Jesus’ second discourse in Matthew’s Gospel began at Matthew 9:35, as Jesus pointed out the need for workers in his harvest. Chapter 10 continues with the work of the twelve Jesus sends out. Morris observes that the charge given is unique to Matthew, though much of the other teaching appears in Mark and Luke (Morris 1992, 241). Here the Twelve are appointed as apostles. Morris comments on how little we know of some of the, suggesting that it is no shame for us to live in relative obscurity (Morris 1992, 242). These men have authority for their mission of exorcism and healing (Morris 1992, 242). The apostles are listed in Matthew, Mark, and Luke with some variants in order. Matthew may have them in the pairs they were in on their mission (Morris 1992, 243). “Matthew was more interested in the instructions Jesus gave the preachers than in the actual trip, for he mentions neither that they departed, nor where they went, nor when they returned” (Morris 1992, 245). They are to go to Israel, preaching and healing (Morris 1992, 245). They are to go to Israel, preaching and healing (Morris 1992, 246), not taking the normal provisions one takes on a journey (Morris 1992, 247). As to lodging arrangements, Morris thinks the caution against moving house to house is most likely to encourage urgency and moves from town to town (Morris 1992, 249).

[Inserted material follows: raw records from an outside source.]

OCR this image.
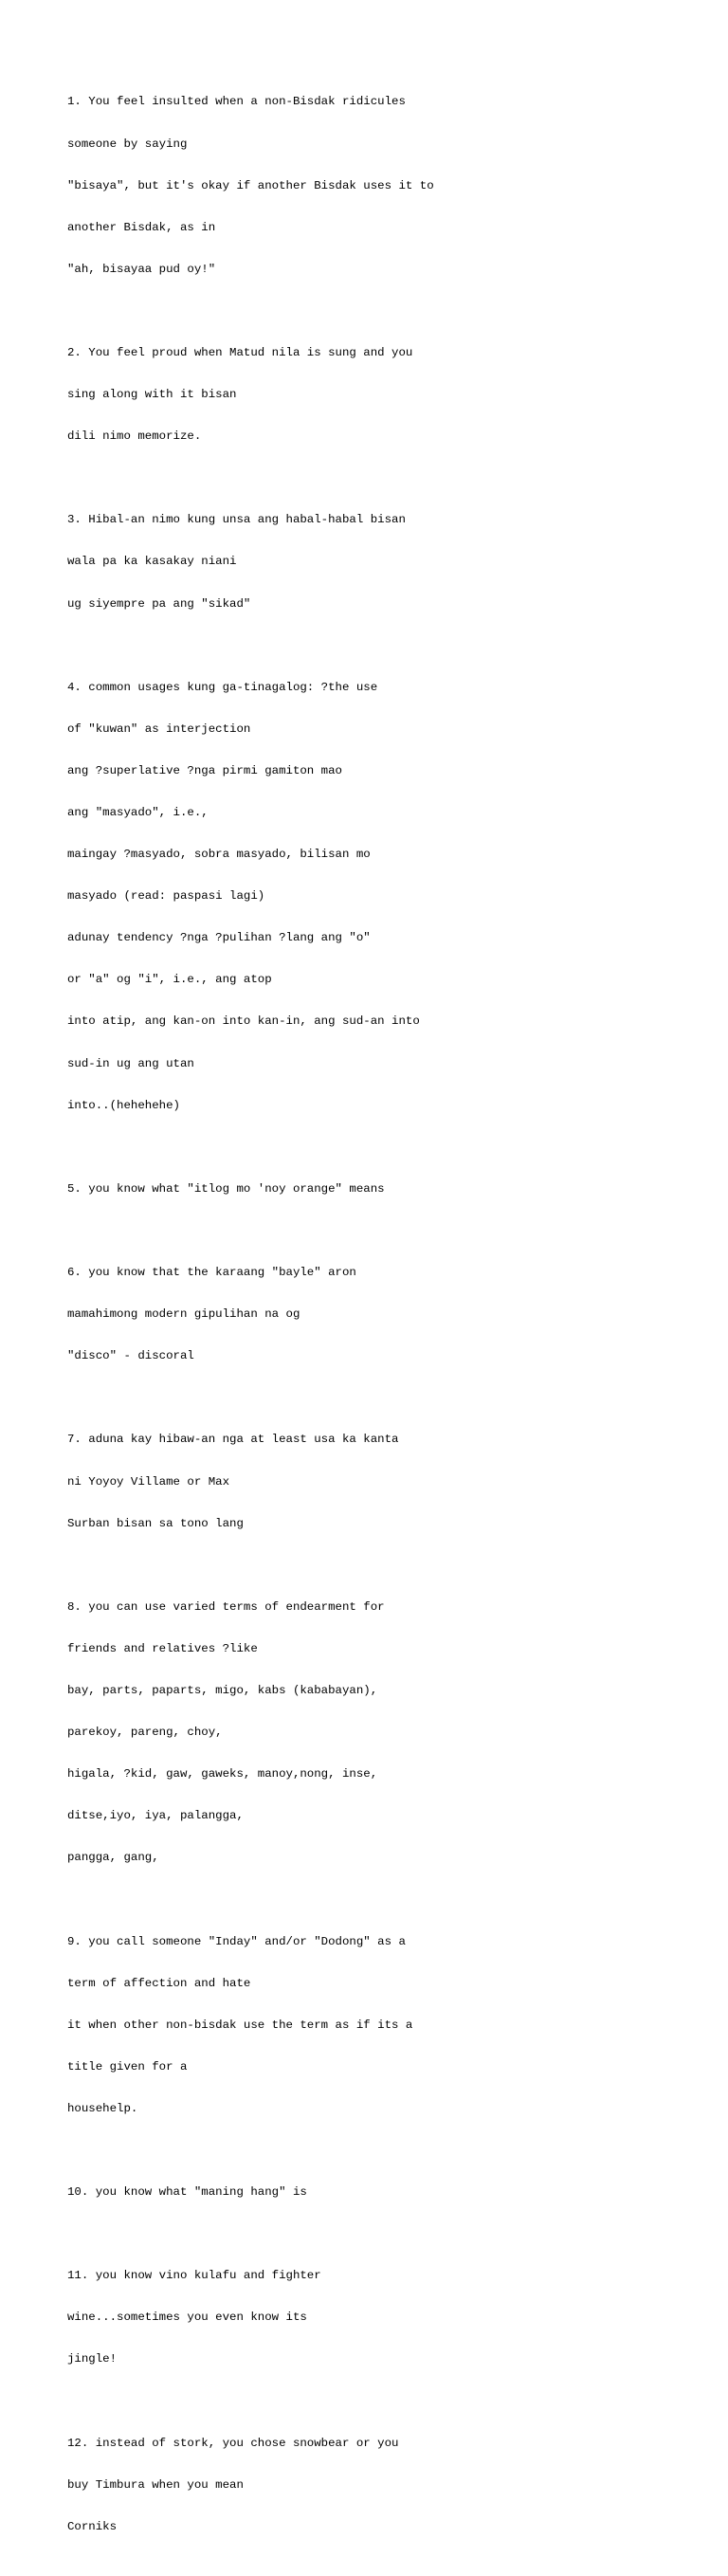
1. You feel insulted when a non-Bisdak ridicules

someone by saying

"bisaya", but it's okay if another Bisdak uses it to

another Bisdak, as in

"ah, bisayaa pud oy!"

2. You feel proud when Matud nila is sung and you

sing along with it bisan

dili nimo memorize.

3. Hibal-an nimo kung unsa ang habal-habal bisan

wala pa ka kasakay niani

ug siyempre pa ang "sikad"

4. common usages kung ga-tinagalog: ?the use

of "kuwan" as interjection

ang ?superlative ?nga pirmi gamiton mao

ang "masyado", i.e.,

maingay ?masyado, sobra masyado, bilisan mo

masyado (read: paspasi lagi)

adunay tendency ?nga ?pulihan ?lang ang "o"

or "a" og "i", i.e., ang atop

into atip, ang kan-on into kan-in, ang sud-an into

sud-in ug ang utan

into..(hehehehe)

5. you know what "itlog mo 'noy orange" means

6. you know that the karaang "bayle" aron

mamahimong modern gipulihan na og

"disco" - discoral

7. aduna kay hibaw-an nga at least usa ka kanta

ni Yoyoy Villame or Max

Surban bisan sa tono lang

8. you can use varied terms of endearment for

friends and relatives ?like

bay, parts, paparts, migo, kabs (kababayan),

parekoy, pareng, choy,

higala, ?kid, gaw, gaweks, manoy,nong, inse,

ditse,iyo, iya, palangga,

pangga, gang,

9. you call someone "Inday" and/or "Dodong" as a

term of affection and hate

it when other non-bisdak use the term as if its a

title given for a

househelp.

10. you know what "maning hang" is

11. you know vino kulafu and fighter

wine...sometimes you even know its

jingle!

12. instead of stork, you chose snowbear or you

buy Timbura when you mean

Corniks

In Matthew 1016-25 the instruction reaches beyond the immediate mission even to future generations, warning of persecution (Morris 1992, 251). Though the disciples are already and will remain in danger, the Master will care for them and use their careful forethought for protection (Morris 1992, 252). The reference to arrest and testimony before kings points clearly to future events as well (Morris 1992, 254). In verses 21 and following the conflicts over the Gospel will extend even to families (Morris 1992, 255). Jesus’ believers are to remain firm in trust (Morris 1992, 256).
Morris discusses various views of Jesus’ coming in Matthew 10:23. He suggests the most likely understanding is that it refers to the resurrection, the climax of Jesus’ work (Morris 1992, 258).
In verses 26-42 Morris notes that the summary teachings appear scattered throughout Mark and Luke. These teachings restate God’s care for his followers (Morris 1992, 261). The proper fear is not of those who can kill the body only but of God who can bring utter destruction (Morris 1992, 263). Yet at the same time the God who cares for insignificant birds certainly cares for his people (Morris 1992, 264). Though the deep division for the sake of the Gospel is very serious, Jesus states a greater value on trust in God (Morris 1992, 266).